# This file contains the code to prepare the CSV document from the questions document that are present in the google drive.

Each individual question from every `Google Docs` file are extracted and converted into suitable form to be loaded in to the machine learning algorithm

## Import all the necessary modules

In [1]:
from __future__ import print_function
import csv
from utils.check_credentials import check_cred
from utils.get_drive_contents import get_all_files, get_google_docs_files
from utils.convert_to_google_docs import files_to_google_doc
from utils.get_docs_contents import get_docs_contents
from utils.preprocess_docs_content import preprocess_text
import os.path
from googleapiclient.discovery import build
import json

## Define all the required runtime variables

In [2]:
# If modifying these scopes, delete the file token.json.
SCOPES = ['https://www.googleapis.com/auth/documents.readonly', 'https://www.googleapis.com/auth/drive']
creds = check_cred(SCOPES)

with open('constants.json') as file:
  constants = json.load(file)
folder_ids = [
 constants["FALL_2005"],
 constants["FALL_2011"],
 constants["FALL_2013"],
 constants["SPRING_2012"],
 constants["SPRING_2013"],
 constants["SPRING_2014"],
 constants["FALL_2012_FINAL"],
 constants["FALL_2012"],
 constants["FALL_2014"],
 constants["FALL_2015_COMP"],
 constants["FALL_2015_ELE"],
 constants["FALL_2015_ELX"],
 constants["FALL_2015_BE"],
 constants["FALL_2015_CIVIL"],
 constants["FALL_2015_COMMON"],
 constants["FALL_2015_SE"],
 constants["FALL_2015_ARCHITECTURE"]
]

docs_service = build('docs', 'v1', credentials=creds)
drive_service = build('drive', 'v3', credentials=creds)
drive_service2 = build('drive', 'v2', credentials=creds)
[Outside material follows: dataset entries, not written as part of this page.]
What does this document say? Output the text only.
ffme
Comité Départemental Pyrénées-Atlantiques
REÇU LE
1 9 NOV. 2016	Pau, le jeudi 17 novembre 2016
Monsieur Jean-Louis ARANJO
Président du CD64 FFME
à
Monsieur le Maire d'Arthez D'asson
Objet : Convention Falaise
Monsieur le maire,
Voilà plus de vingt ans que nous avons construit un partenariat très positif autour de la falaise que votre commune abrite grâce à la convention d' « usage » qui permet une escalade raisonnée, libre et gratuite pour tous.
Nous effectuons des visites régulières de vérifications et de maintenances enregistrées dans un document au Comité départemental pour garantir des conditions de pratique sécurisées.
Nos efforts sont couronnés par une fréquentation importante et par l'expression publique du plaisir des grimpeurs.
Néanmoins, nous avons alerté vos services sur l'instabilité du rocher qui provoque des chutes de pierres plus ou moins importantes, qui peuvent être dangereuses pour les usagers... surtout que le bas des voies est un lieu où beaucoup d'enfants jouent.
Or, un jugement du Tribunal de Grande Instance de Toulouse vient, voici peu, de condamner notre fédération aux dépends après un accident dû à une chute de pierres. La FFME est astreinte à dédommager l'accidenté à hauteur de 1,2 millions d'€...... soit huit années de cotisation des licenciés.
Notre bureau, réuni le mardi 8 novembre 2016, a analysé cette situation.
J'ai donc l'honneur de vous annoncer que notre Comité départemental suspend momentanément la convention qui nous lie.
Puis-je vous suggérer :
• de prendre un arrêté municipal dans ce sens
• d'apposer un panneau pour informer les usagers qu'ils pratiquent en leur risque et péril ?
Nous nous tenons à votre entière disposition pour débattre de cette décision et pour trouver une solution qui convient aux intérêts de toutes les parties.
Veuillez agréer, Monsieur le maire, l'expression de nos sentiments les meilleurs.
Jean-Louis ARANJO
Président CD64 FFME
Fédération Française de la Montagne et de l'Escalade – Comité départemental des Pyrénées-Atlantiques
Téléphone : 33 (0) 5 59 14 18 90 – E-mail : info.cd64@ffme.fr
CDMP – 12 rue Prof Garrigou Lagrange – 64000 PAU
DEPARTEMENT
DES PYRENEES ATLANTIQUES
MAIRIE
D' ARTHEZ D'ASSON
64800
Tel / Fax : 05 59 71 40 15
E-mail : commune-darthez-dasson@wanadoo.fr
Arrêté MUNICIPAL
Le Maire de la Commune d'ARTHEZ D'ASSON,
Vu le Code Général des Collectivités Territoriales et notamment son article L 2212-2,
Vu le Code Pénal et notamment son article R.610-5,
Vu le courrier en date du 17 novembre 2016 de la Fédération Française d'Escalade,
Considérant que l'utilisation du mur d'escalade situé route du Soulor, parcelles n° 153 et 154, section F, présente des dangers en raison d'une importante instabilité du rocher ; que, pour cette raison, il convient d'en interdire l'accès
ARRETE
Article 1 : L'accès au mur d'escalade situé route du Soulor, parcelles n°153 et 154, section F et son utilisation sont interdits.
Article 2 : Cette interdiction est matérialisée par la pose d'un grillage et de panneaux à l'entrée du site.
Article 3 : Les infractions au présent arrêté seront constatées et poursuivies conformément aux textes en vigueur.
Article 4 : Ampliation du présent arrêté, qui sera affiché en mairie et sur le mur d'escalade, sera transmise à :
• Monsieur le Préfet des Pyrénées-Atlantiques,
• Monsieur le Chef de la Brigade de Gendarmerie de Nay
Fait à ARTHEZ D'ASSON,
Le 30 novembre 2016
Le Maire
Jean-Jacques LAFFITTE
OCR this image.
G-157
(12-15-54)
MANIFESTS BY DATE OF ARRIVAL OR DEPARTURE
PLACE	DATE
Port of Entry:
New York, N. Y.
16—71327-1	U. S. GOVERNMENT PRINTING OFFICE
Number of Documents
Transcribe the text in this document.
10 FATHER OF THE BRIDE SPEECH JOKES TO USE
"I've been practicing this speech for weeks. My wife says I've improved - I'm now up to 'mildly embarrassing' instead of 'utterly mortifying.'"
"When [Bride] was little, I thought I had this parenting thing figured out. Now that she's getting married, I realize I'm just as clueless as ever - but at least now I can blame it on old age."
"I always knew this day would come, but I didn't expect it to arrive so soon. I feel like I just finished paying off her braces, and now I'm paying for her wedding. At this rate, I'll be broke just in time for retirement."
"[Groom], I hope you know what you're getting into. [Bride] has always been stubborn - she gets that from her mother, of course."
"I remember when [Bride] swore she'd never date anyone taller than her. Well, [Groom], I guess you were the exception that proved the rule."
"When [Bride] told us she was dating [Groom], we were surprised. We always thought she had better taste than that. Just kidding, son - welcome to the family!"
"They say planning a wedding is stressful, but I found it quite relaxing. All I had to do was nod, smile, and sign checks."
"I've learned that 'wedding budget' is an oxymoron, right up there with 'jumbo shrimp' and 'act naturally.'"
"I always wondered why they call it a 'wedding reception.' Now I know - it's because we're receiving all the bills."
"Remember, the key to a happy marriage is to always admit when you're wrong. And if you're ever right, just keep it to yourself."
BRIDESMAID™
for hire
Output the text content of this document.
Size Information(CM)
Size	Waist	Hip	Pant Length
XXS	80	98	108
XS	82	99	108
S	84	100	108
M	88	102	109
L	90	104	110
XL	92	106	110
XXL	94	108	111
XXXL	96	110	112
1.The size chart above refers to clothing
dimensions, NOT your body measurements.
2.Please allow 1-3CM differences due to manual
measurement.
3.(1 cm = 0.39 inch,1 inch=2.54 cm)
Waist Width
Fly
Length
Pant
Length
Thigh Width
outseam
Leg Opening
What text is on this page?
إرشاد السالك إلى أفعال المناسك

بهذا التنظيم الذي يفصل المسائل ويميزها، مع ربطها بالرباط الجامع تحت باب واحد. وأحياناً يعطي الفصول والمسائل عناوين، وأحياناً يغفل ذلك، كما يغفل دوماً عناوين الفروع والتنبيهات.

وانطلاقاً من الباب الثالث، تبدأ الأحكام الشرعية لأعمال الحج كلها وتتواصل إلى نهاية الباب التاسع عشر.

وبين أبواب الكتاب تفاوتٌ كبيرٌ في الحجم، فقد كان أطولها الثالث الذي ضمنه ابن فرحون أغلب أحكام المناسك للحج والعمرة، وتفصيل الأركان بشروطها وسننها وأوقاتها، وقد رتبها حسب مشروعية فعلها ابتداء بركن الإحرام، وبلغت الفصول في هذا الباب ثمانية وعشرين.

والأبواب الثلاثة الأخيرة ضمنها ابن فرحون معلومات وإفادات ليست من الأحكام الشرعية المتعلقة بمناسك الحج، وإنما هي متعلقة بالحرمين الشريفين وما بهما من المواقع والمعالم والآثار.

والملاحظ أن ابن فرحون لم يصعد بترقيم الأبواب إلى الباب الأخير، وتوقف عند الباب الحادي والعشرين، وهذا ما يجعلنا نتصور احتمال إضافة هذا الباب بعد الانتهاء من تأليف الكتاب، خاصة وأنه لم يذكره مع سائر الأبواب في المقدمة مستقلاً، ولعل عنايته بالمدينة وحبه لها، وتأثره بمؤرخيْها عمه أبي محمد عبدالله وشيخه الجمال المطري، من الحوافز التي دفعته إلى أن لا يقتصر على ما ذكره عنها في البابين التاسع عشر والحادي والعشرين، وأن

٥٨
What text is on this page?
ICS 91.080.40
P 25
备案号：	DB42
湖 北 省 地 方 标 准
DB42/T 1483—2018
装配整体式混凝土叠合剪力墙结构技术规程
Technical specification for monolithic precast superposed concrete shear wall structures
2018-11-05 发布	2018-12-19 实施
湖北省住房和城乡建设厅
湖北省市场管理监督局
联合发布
## Convert all the document in `.docx` or `.doc` format into `Google Docs` format

In [3]:
for folder_id in folder_ids:
  my_files = get_all_files(drive_service, folder_id)
  files_to_google_doc(drive_service, drive_service2, my_files, folder_id)

## Pre-process the questions to convert them into `CSV` format.

### Get all the `Google Docs` file `id` and `name`

In [4]:
with open("./ques/ques.csv", "a", newline='') as f:
  for folder_id in folder_ids:
    my_files = get_google_docs_files(drive_service, folder_id)
    for file in my_files:
      get_docs_contents(docs_service, file['id'], get="text")
      clean_questions = preprocess_text()
      write = csv.writer(f)
      write.writerows(clean_questions)